Principal Investigators: Deahn Donner*, Brian Sturtevant, Christel Kern (USDA Forest Service Northern Research Station)
Collaborators: John Lampeurer, Scott Anderson, Jay Saunders, Scott Linn, Tym Sauter, Mark Gilley (USDA Forest Service Chequamegon-Nicolet National Forest), Heather Jensen (USDA Forest Service Northern Research Station)
Student Interns: Kaitlin Lacek (Drake University) and Vincent Schmitz (University of Wisconsin-Madison). *Institute for Applied Ecosystem Studies, USFS Northern Research Station, 5985 Highway K, Rhinelander, WI; firstname.lastname@example.org; 715-362-1146
Fire suppression combined with succession has drastically reduced open barren and savannah systems in northern Wisconsin. These fire-prone systems are now rare and exist primarily as remnant patches. In 2014, the Chequamegon-Nicolet National Forest (CNNF) began a landscape-scale effort to restore Pine Barrens and Northern Dry Forest ecosystem attributes and reduce the risk of catastrophic wildfire within the Northeast Sands Ecological Landscape. USDA Forest Service Northern Research Station scientists partnered with the CNNF to investigate the process of restoration as it affects vegetation, pollinators, fuels, and fire risk within fire-dependent ecosystems. The student interns were part of a larger team of technicians that finalized pre-treatment sampling. The interns focused on pollinator and plant diversity aspects of the project as well as fuel load levels. Specifically, what is the relative influence of vegetation composition versus distance to reference barrens on the rate of butterfly species recolonization, and how does canopy openness and vegetation composition affect fuel loading that determines fire risk (e.g., spread rate, flame height, intensity)? Student interns gained experience in fire science, forest management, research process, invertebrate pollinator trapping techniques, plant identification, and the standard FIREMON sampling protocol, which is used widely by US Forest Service managers. In addition, interns gained exposure to the important functions and strengths of a science-management collaborative that is behind a large-scale applied research project.

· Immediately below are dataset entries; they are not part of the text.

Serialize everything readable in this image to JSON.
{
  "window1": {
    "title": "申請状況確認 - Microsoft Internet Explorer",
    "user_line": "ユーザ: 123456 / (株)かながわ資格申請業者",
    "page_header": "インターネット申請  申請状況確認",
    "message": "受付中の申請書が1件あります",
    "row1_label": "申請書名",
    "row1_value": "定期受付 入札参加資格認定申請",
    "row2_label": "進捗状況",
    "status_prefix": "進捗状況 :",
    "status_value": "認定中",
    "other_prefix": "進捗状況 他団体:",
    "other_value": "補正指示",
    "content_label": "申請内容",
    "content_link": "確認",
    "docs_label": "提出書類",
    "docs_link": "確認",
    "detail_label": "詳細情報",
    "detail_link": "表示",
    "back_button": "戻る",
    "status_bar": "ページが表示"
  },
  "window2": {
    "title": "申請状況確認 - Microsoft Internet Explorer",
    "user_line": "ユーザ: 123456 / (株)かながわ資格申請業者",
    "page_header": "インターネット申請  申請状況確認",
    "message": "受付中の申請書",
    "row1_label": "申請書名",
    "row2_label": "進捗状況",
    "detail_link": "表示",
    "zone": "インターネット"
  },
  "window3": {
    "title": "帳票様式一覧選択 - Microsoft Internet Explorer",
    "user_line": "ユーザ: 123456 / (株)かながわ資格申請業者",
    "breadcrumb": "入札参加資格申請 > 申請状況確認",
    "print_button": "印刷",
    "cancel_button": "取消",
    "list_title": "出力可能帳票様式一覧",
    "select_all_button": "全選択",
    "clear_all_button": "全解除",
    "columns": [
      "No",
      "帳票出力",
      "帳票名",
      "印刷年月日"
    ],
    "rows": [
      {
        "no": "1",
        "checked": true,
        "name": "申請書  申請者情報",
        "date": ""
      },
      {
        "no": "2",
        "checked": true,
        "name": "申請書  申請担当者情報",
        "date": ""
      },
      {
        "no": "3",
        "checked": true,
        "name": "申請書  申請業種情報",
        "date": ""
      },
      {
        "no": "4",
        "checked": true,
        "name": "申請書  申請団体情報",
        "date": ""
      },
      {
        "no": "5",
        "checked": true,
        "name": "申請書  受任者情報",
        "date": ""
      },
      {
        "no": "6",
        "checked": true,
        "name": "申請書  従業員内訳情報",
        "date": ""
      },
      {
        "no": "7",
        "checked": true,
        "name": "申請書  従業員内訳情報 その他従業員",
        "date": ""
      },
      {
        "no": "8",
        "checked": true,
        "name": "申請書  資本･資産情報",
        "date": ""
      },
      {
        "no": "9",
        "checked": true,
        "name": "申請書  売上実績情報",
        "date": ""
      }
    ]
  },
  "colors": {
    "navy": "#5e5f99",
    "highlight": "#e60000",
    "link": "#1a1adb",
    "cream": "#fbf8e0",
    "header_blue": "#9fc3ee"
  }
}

An historical lens to investigate changes in the forest structure and fire adaptation of the Great Lakes National Parks.
Alison Paulson(1), Suzanne Sanders (2), Jessica Kirschbaum (2), Donald Waller (1)

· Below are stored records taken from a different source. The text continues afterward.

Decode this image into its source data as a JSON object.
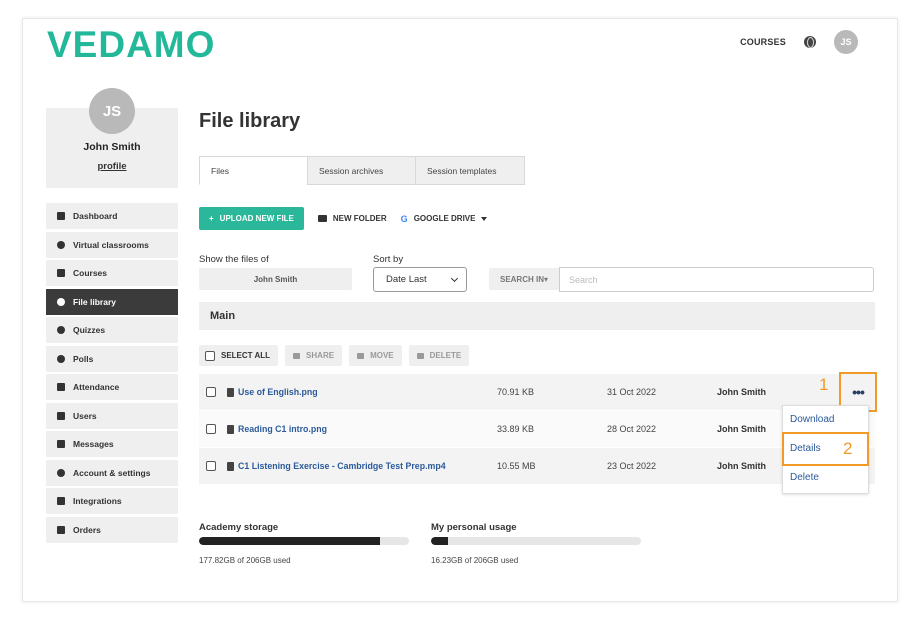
{
  "brand": {
    "logo": "VEDAMO",
    "color": "#23b89a"
  },
  "topnav": {
    "courses": "COURSES",
    "globe_icon": "globe-icon",
    "user_initials": "JS"
  },
  "profile": {
    "initials": "JS",
    "name": "John Smith",
    "link": "profile"
  },
  "sidebar": {
    "items": [
      {
        "label": "Dashboard",
        "icon": "grid-icon"
      },
      {
        "label": "Virtual classrooms",
        "icon": "play-circle-icon"
      },
      {
        "label": "Courses",
        "icon": "book-icon"
      },
      {
        "label": "File library",
        "icon": "cloud-upload-icon",
        "active": true
      },
      {
        "label": "Quizzes",
        "icon": "question-icon"
      },
      {
        "label": "Polls",
        "icon": "question-icon"
      },
      {
        "label": "Attendance",
        "icon": "document-icon"
      },
      {
        "label": "Users",
        "icon": "users-icon"
      },
      {
        "label": "Messages",
        "icon": "envelope-icon"
      },
      {
        "label": "Account & settings",
        "icon": "gear-icon"
      },
      {
        "label": "Integrations",
        "icon": "plug-icon"
      },
      {
        "label": "Orders",
        "icon": "cart-icon"
      }
    ]
  },
  "page": {
    "title": "File library"
  },
  "tabs": [
    {
      "label": "Files"
    },
    {
      "label": "Session archives"
    },
    {
      "label": "Session templates"
    }
  ],
  "actions": {
    "upload": "UPLOAD NEW FILE",
    "new_folder": "NEW FOLDER",
    "google_drive": "GOOGLE DRIVE"
  },
  "filters": {
    "show_label": "Show the files of",
    "owner_value": "John Smith",
    "sort_label": "Sort by",
    "sort_value": "Date Last",
    "search_in": "SEARCH IN▾",
    "search_placeholder": "Search"
  },
  "folder": {
    "name": "Main"
  },
  "bulk": {
    "select_all": "SELECT ALL",
    "share": "SHARE",
    "move": "MOVE",
    "delete": "DELETE"
  },
  "files": [
    {
      "name": "Use of English.png",
      "size": "70.91 KB",
      "date": "31 Oct 2022",
      "owner": "John Smith"
    },
    {
      "name": "Reading C1 intro.png",
      "size": "33.89 KB",
      "date": "28 Oct 2022",
      "owner": "John Smith"
    },
    {
      "name": "C1 Listening Exercise - Cambridge Test Prep.mp4",
      "size": "10.55 MB",
      "date": "23 Oct 2022",
      "owner": "John Smith"
    }
  ],
  "annotations": {
    "step1": "1",
    "step2": "2",
    "highlight_color": "#f29a28"
  },
  "more_button": "•••",
  "context_menu": {
    "download": "Download",
    "details": "Details",
    "delete": "Delete"
  },
  "storage": {
    "academy": {
      "label": "Academy storage",
      "used": "177.82GB of 206GB used",
      "fraction": 0.863
    },
    "personal": {
      "label": "My personal usage",
      "used": "16.23GB of 206GB used",
      "fraction": 0.079
    }
  }
}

(1) Botany Department, University of Wisconsin-Madison, Madison, WI 53706, Email: email@example.com
(2) National Park Service Great Lakes Inventory and Monitoring Network, Ashland, WI 54806
In the Great Lakes region, fire and windfall once played important roles as disturbance agents that drove ecosystem dynamics in prairies, savannas, and in many forested ecosystems. Fire suppression over the last century lengthened fire return intervals by orders of magnitude relative to those before European settlement. Coupled with this fire suppression, widespread logging and land use changes have led to significant shifts in the forests of the Great Lakes region. Between 2008 and 2014, the National Park Service Great Lakes Inventory and Monitoring program assessed vegetation across 353 plots at eight National Park units in the Great Lakes region. Here, we combined this rich data set with data from the mid-1800’s Public Land Survey to assess shifts in forest structure, species composition, and pyrophilic percentage, an index of fire-adaptation. We found that species composition changed dramatically in the National Parks since the mid-19th century, though the changes are not uniform across all parks. In general, we saw declines in white pine (Pinus strobus), hemlock (Tsuga canadensis), and oak (Quercus spp.) at many parks, along with increases in aspen (Populus spp.) and maple (Acer spp.). Across all parks, the pyrophilic percentage increased at 34% of plots and decreased at 29% plots between the two time periods. Individual parks differed greatly in these changes with declines in fire-adapted species at Mississippi National River and Recreation Area, Saint Croix National Scenic Riverway, and Apostle Islands National Lakeshore, and increases at Isle Royale National Park, Pictured Rocks National Lakeshore, and Sleeping Bear Dunes National Lakeshore. Unique combinations of factors have driven vegetation change within each national park. This historical analysis provides a context for understanding how changing disturbance regimes and land use patterns have driven past changes in the vegetation of the Great Lakes National Parks.